As the partner, these nontraditional partnerships are mutually beneficial for you, too. More importantly, they offer the consumer the unexpected experience of a frictionless transaction from one provider to another, while also adding value to the overall experience.
- Payouts: The devil is in the details
With millions of payments and billions of dollars globally managed on a daily basis through ecommerce systems, imagine how much money is being made (and lost) in certain areas. In order to really be a profitable business, it’s important to be critical of what is being paid and to whom. Without the ability to pay at the SKU-level, you’ll leave a lot of money on the table.
Itemized payouts at the product/service level is key. Not all products and services are created equally. Some are more profitable than others, and, consequently, payments to partners need to reflect that.
Pay for the value your partner drives.
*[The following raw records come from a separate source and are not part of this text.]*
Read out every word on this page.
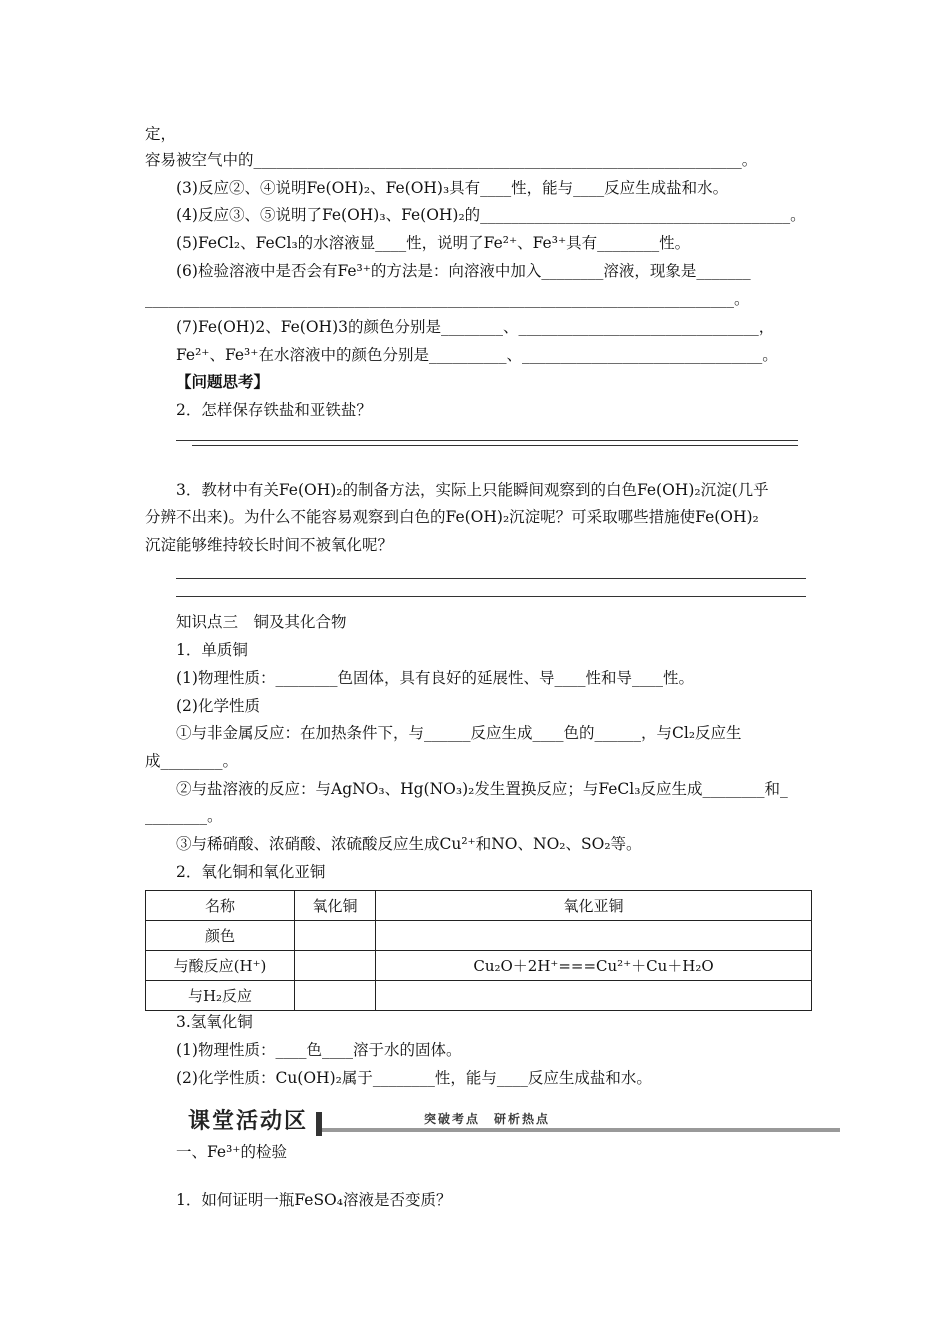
定，
容易被空气中的_______________________________________________________________。
(3)反应②、④说明Fe(OH)₂、Fe(OH)₃具有____性，能与____反应生成盐和水。
(4)反应③、⑤说明了Fe(OH)₃、Fe(OH)₂的________________________________________。
(5)FeCl₂、FeCl₃的水溶液显____性，说明了Fe²⁺、Fe³⁺具有________性。
(6)检验溶液中是否会有Fe³⁺的方法是：向溶液中加入________溶液，现象是_______
____________________________________________________________________________。
(7)Fe(OH)2、Fe(OH)3的颜色分别是________、_______________________________，
Fe²⁺、Fe³⁺在水溶液中的颜色分别是__________、_______________________________。
【问题思考】
2．怎样保存铁盐和亚铁盐？
3．教材中有关Fe(OH)₂的制备方法，实际上只能瞬间观察到的白色Fe(OH)₂沉淀(几乎
分辨不出来)。为什么不能容易观察到白色的Fe(OH)₂沉淀呢？可采取哪些措施使Fe(OH)₂
沉淀能够维持较长时间不被氧化呢？
知识点三　铜及其化合物
1．单质铜
(1)物理性质：________色固体，具有良好的延展性、导____性和导____性。
(2)化学性质
①与非金属反应：在加热条件下，与______反应生成____色的______，与Cl₂反应生
成________。
②与盐溶液的反应：与AgNO₃、Hg(NO₃)₂发生置换反应；与FeCl₃反应生成________和_
________。
③与稀硝酸、浓硝酸、浓硫酸反应生成Cu²⁺和NO、NO₂、SO₂等。
2．氧化铜和氧化亚铜
名称	氧化铜	氧化亚铜
颜色		
与酸反应(H⁺)		Cu₂O＋2H⁺===Cu²⁺＋Cu＋H₂O
与H₂反应		
3.氢氧化铜
(1)物理性质：____色____溶于水的固体。
(2)化学性质：Cu(OH)₂属于________性，能与____反应生成盐和水。
课堂活动区	突破考点　研析热点
一、Fe³⁺的检验
1．如何证明一瓶FeSO₄溶液是否变质？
If they bring you a desired target audience with a higher-than-average AOV (average order value), reward them. If a high-ticket item is purchased, reward them. If they bring in a new customer, reward them.
- Give influencers more KPIs
Many businesses are on the fence when it comes to thinking about the benefits an influencer marketing program can add. In the past they’ve typically not been held accountable for driving actual sales volume, and many have used vanity metrics to masquerade as key performance indicators (KPIs).
Even before the Covid-19 pandemic, the media, public, and brands were growing increasingly critical of influencers. This sentiment was felt even more strongly throughout 2020. Specifically, a number of influencers were deemed not up to par, and did not meet expectations since they were unable to demonstrate their value during the pandemic.
It’s crucial that influencers who want to build and maintain long-term, viable partnerships show their brand partners resourcefulness and agency by offering flexibility on pricing and timing. Brands are aware that influencers offer unique authenticity, and thus represent a key component of the overall partnership ecosystem. Brands need to see the value downstream and convert “likes” into sales.It’s crucial that influencers who want to build and maintain long-term, viable partnerships show their brand partners resourcefulness and agency by offering flexibility on pricing and timing. Click To Tweet
Time in the marketplace — not timing the marketplace
As with any relationship, partnerships take time to prosper. So don’t wait for the “right time” to roll around: Start now.
Use your initial learnings to optimize and report findings back to the C-suite. This will show leadership that not only does the partnership channel meet your company’s efficiency requirements, it’s a valuable and profitable channel.
Once you gain buy-in from leadership and secure further investment, use these three strategies to scale, bringing on more diverse partnerships knowing that the systems you’ve put in place will result in a very profitable marketing channel.